If T is between 0 and 1, a collision has occured in the last frame.
There are similar collision detection algorithms for bounding boxes and points.
The simpler algorithm which may be more appropriate for you follows (Method 3):
Let's say we have an object which can be described as a sphere but we will treat as a point for simplicity, with position vP1 and velocity vV1.
Now construct the line segment for the moving point:
vL1 = vP1 + t * ( vV1 )
Then lets say we have an axis aligned bounding box with bounds vMin(x1, y1) and vMax(x2, y2).
Let's also create two more points to simplify the calculations:
vTopLeft(x1, y2)
vBottomRight(x2, y1)
From this we construct line segments representing each of the edges of the bounding boxes:
vTop = vTopLeft + x * ( vMax - vTopLeft )

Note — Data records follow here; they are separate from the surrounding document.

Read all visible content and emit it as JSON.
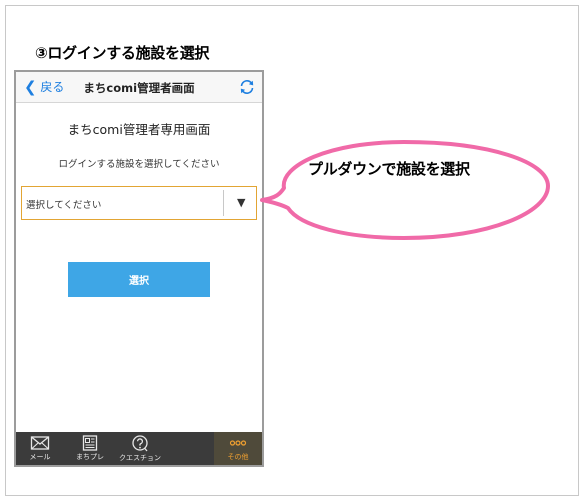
{
  "step_title": "③ログインする施設を選択",
  "nav": {
    "back_label": "戻る",
    "title": "まちcomi管理者画面"
  },
  "screen": {
    "title": "まちcomi管理者専用画面",
    "instruction": "ログインする施設を選択してください",
    "select_value": "選択してください",
    "select_button": "選択"
  },
  "tabs": [
    {
      "label": "メール",
      "icon": "mail-icon"
    },
    {
      "label": "まちプレ",
      "icon": "newspaper-icon"
    },
    {
      "label": "クエスチョン",
      "icon": "question-icon"
    },
    {
      "label": "その他",
      "icon": "more-icon",
      "active": true
    }
  ],
  "callout": {
    "text": "プルダウンで施設を選択"
  },
  "colors": {
    "accent_blue": "#3ea6e6",
    "nav_link": "#1e7fe0",
    "select_border": "#e2a534",
    "callout_border": "#f06aa8",
    "tab_active": "#f0a030"
  }
}
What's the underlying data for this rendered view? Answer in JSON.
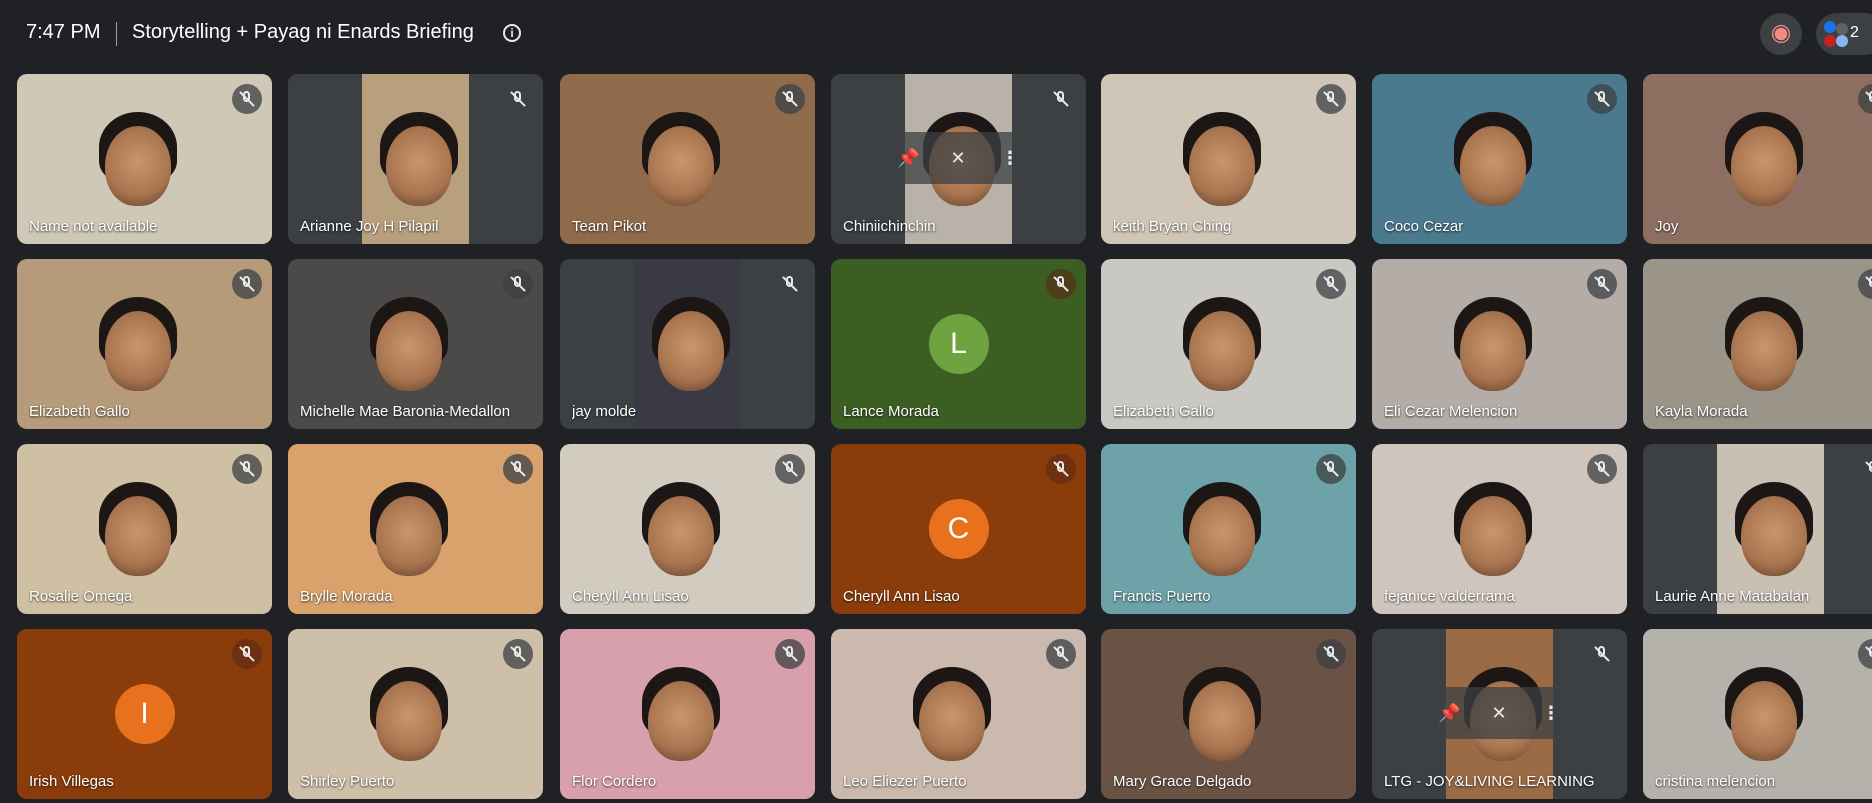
{
  "meeting": {
    "time": "7:47 PM",
    "title": "Storytelling + Payag ni Enards Briefing",
    "participant_count": "2"
  },
  "icons": {
    "info": "info-icon",
    "record": "record-icon",
    "mic_off": "mic-off-icon",
    "pin": "pin-icon",
    "more": "more-vert-icon"
  },
  "hover_controls": {
    "pin": "📌",
    "mute": "✕",
    "more": "⋮"
  },
  "tiles": [
    {
      "name": "Name not available",
      "bg": "#cfc8b6",
      "frame": ""
    },
    {
      "name": "Arianne Joy H Pilapil",
      "bg": "#3c4043",
      "frame": "#b8a07f"
    },
    {
      "name": "Team Pikot",
      "bg": "#8f6b4c",
      "frame": ""
    },
    {
      "name": "Chiniichinchin",
      "bg": "#3c4043",
      "frame": "#b9b2a8"
    },
    {
      "name": "keith Bryan Ching",
      "bg": "#cfc6b7",
      "frame": ""
    },
    {
      "name": "Coco Cezar",
      "bg": "#4b7a8f",
      "frame": ""
    },
    {
      "name": "Joy",
      "bg": "#8c6f61",
      "frame": ""
    },
    {
      "name": "Elizabeth Gallo",
      "bg": "#b59b7a",
      "frame": ""
    },
    {
      "name": "Michelle Mae Baronia-Medallon",
      "bg": "#4c4a48",
      "frame": ""
    },
    {
      "name": "jay molde",
      "bg": "#3c4043",
      "frame": "#3a3a44"
    },
    {
      "name": "Lance Morada",
      "bg": "#3c5e22",
      "frame": "",
      "initial": "L",
      "avatar": "#6fa33f"
    },
    {
      "name": "Elizabeth Gallo",
      "bg": "#c9c8c2",
      "frame": ""
    },
    {
      "name": "Eli Cezar Melencion",
      "bg": "#b4aca7",
      "frame": ""
    },
    {
      "name": "Kayla Morada",
      "bg": "#9a9588",
      "frame": ""
    },
    {
      "name": "Rosalie Omega",
      "bg": "#cfc0a3",
      "frame": ""
    },
    {
      "name": "Brylle Morada",
      "bg": "#d9a26c",
      "frame": ""
    },
    {
      "name": "Cheryll Ann Lisao",
      "bg": "#d1cbc0",
      "frame": ""
    },
    {
      "name": "Cheryll Ann Lisao",
      "bg": "#8a3c0b",
      "frame": "",
      "initial": "C",
      "avatar": "#e8711d"
    },
    {
      "name": "Francis Puerto",
      "bg": "#6da3a8",
      "frame": ""
    },
    {
      "name": "fejanice valderrama",
      "bg": "#cfc5bd",
      "frame": ""
    },
    {
      "name": "Laurie Anne Matabalan",
      "bg": "#3c4043",
      "frame": "#c9c0b3"
    },
    {
      "name": "Irish Villegas",
      "bg": "#8a3c0b",
      "frame": "",
      "initial": "I",
      "avatar": "#e8711d"
    },
    {
      "name": "Shirley Puerto",
      "bg": "#cdbfa8",
      "frame": ""
    },
    {
      "name": "Flor Cordero",
      "bg": "#d7a0ac",
      "frame": ""
    },
    {
      "name": "Leo Eliezer Puerto",
      "bg": "#cbb9ad",
      "frame": ""
    },
    {
      "name": "Mary Grace Delgado",
      "bg": "#6a5345",
      "frame": ""
    },
    {
      "name": "LTG - JOY&LIVING LEARNING",
      "bg": "#3c4043",
      "frame": "#9a6b45"
    },
    {
      "name": "cristina melencion",
      "bg": "#b5b1ab",
      "frame": "",
      "active": true
    }
  ]
}
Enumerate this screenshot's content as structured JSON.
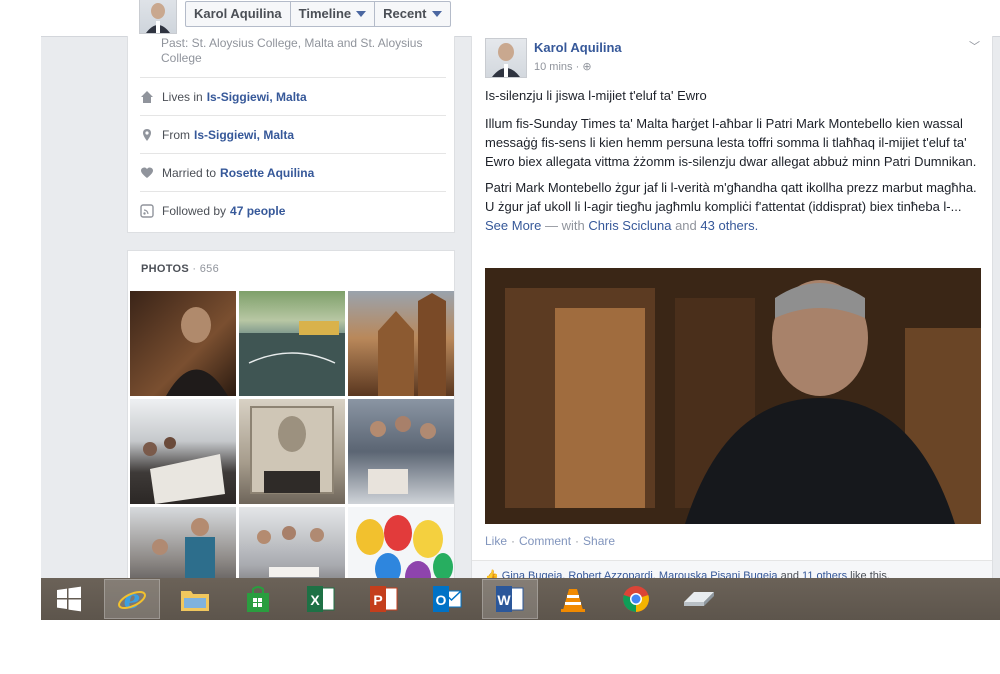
{
  "header": {
    "name": "Karol Aquilina",
    "timeline_label": "Timeline",
    "recent_label": "Recent"
  },
  "about": {
    "education_text": "Past: St. Aloysius College, Malta and St. Aloysius College",
    "lives_prefix": "Lives in",
    "lives_place": "Is-Siggiewi, Malta",
    "from_prefix": "From",
    "from_place": "Is-Siggiewi, Malta",
    "married_prefix": "Married to",
    "married_name": "Rosette Aquilina",
    "followed_prefix": "Followed by",
    "followed_count": "47 people"
  },
  "photos": {
    "header": "PHOTOS",
    "count": "· 656"
  },
  "post": {
    "author": "Karol Aquilina",
    "time": "10 mins ·",
    "title": "Is-silenzju li jiswa l-mijiet t'eluf ta' Ewro",
    "paragraph1": "Illum fis-Sunday Times ta' Malta ħarġet l-aħbar li Patri Mark Montebello kien wassal messaġġ fis-sens li kien hemm persuna lesta toffri somma li tlaħħaq il-mijiet t'eluf ta' Ewro biex allegata vittma żżomm is-silenzju dwar allegat abbuż minn Patri Dumnikan.",
    "paragraph2": "Patri Mark Montebello żgur jaf li l-verità m'għandha qatt ikollha prezz marbut magħha. U żgur jaf ukoll li l-agir tiegħu jagħmlu kompliċi f'attentat (iddisprat) biex tinħeba l-...",
    "see_more": "See More",
    "with_text": "— with",
    "tag1": "Chris Scicluna",
    "and_text": "and",
    "tag2": "43 others.",
    "like": "Like",
    "comment": "Comment",
    "share": "Share",
    "likers": "Gina Bugeja, Robert Azzopardi, Marouska Pisani Bugeja",
    "likers_and": "and",
    "likers_more": "11 others",
    "likers_suffix": "like this."
  },
  "taskbar": {
    "items": [
      "windows-start",
      "internet-explorer",
      "file-explorer",
      "windows-store",
      "excel",
      "powerpoint",
      "outlook",
      "word",
      "vlc",
      "chrome",
      "app"
    ]
  }
}
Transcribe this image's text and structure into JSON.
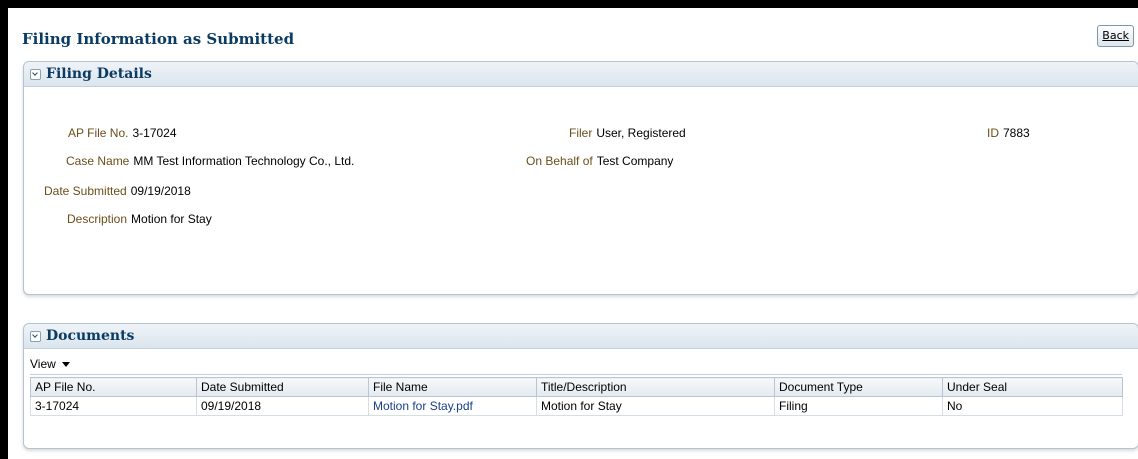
{
  "header": {
    "title": "Filing Information as Submitted",
    "back_label": "Back"
  },
  "filing_details": {
    "title": "Filing Details",
    "ap_file_no": {
      "label": "AP File No.",
      "value": "3-17024"
    },
    "case_name": {
      "label": "Case Name",
      "value": "MM Test Information Technology Co., Ltd."
    },
    "date_submitted": {
      "label": "Date Submitted",
      "value": "09/19/2018"
    },
    "description": {
      "label": "Description",
      "value": "Motion for Stay"
    },
    "filer": {
      "label": "Filer",
      "value": "User, Registered"
    },
    "on_behalf_of": {
      "label": "On Behalf of",
      "value": "Test Company"
    },
    "id": {
      "label": "ID",
      "value": "7883"
    }
  },
  "documents": {
    "title": "Documents",
    "view_label": "View",
    "columns": [
      "AP File No.",
      "Date Submitted",
      "File Name",
      "Title/Description",
      "Document Type",
      "Under Seal"
    ],
    "rows": [
      [
        "3-17024",
        "09/19/2018",
        "Motion for Stay.pdf",
        "Motion for Stay",
        "Filing",
        "No"
      ]
    ]
  },
  "colors": {
    "title": "#0b3b63",
    "label": "#6b4e1a",
    "link": "#1a3f8a"
  },
  "icons": [
    "collapse-icon",
    "dropdown-caret-icon"
  ]
}
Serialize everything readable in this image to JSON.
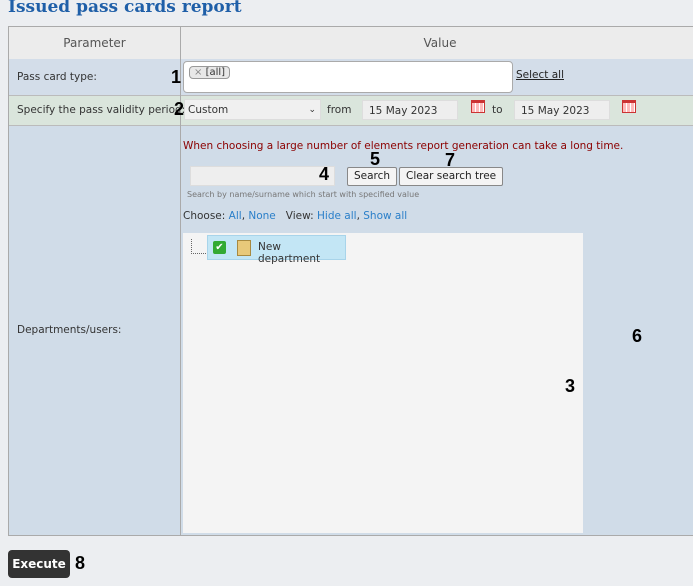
{
  "title": "Issued pass cards report",
  "header": {
    "parameter": "Parameter",
    "value": "Value"
  },
  "pass_card_type": {
    "label": "Pass card type:",
    "tag": "[all]",
    "tag_remove": "×",
    "select_all": "Select all"
  },
  "validity": {
    "label": "Specify the pass validity period:",
    "selected": "Custom",
    "from_label": "from",
    "from": "15 May 2023",
    "to_label": "to",
    "to": "15 May 2023"
  },
  "departments": {
    "label": "Departments/users:",
    "warning": "When choosing a large number of elements report generation can take a long time.",
    "search_value": "",
    "search_button": "Search",
    "clear_button": "Clear search tree",
    "hint": "Search by name/surname which start with specified value",
    "choose_label": "Choose:",
    "all": "All",
    "none": "None",
    "view_label": "View:",
    "hide_all": "Hide all",
    "show_all": "Show all",
    "tree": [
      {
        "label": "New department",
        "checked": true
      }
    ]
  },
  "execute": "Execute",
  "annotations": [
    "1",
    "2",
    "3",
    "4",
    "5",
    "6",
    "7",
    "8"
  ]
}
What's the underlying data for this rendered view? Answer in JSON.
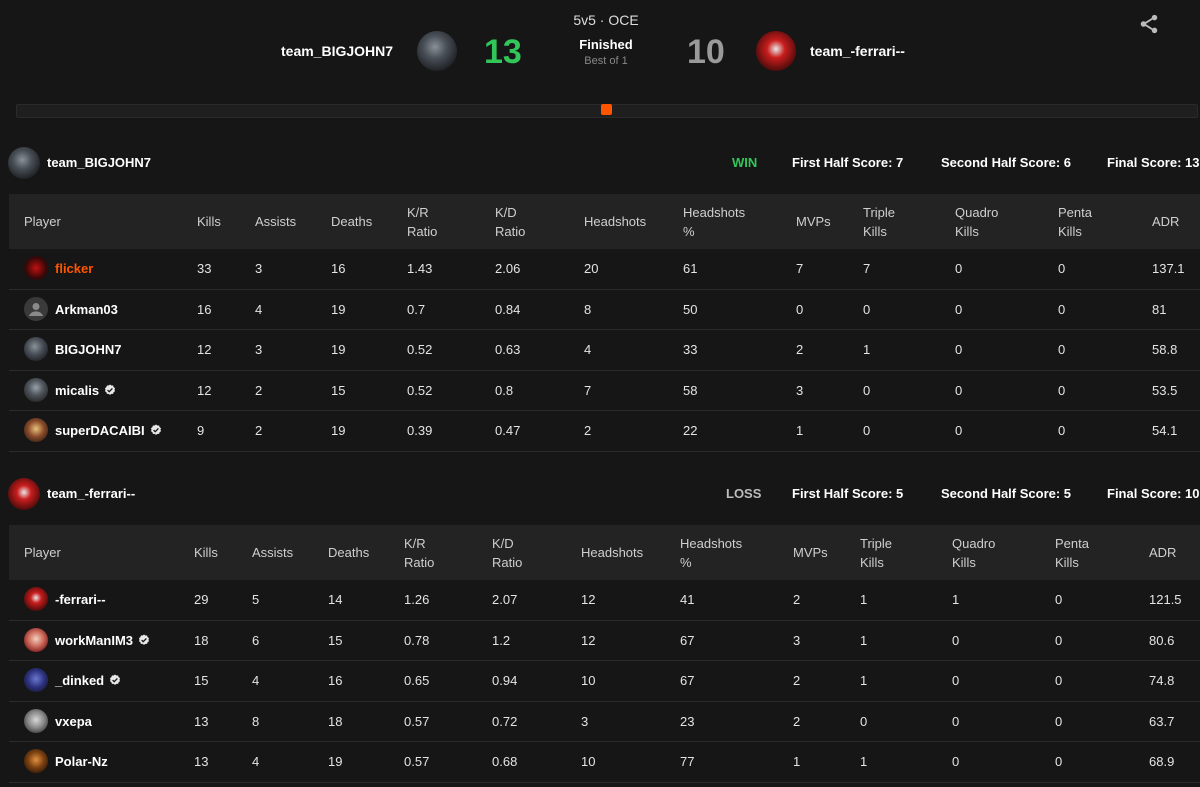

vBottom = vMin + x * ( vBottomRight - vMin )
vLeft = vTopLeft + x * ( vMin - vTopLeft )
vRight = vMax + x * ( vBottomRight - vMax )
where x is an arbitrary interpolation variable. (The segment where the collision will be tested is x such that x is between 0 & 1)
Now simply test whether any of the line segments intersect between the values of 0 < x < 1.
Ask if you need any more help (there is also a non-vector based definition of Method 3, if you are uncomfortable with vector math but it's more messy).
If anyone thinks this is wrong, please correct me, it's been a while since I last had to write a collision detection algorithm and I don't really have my code handy atm.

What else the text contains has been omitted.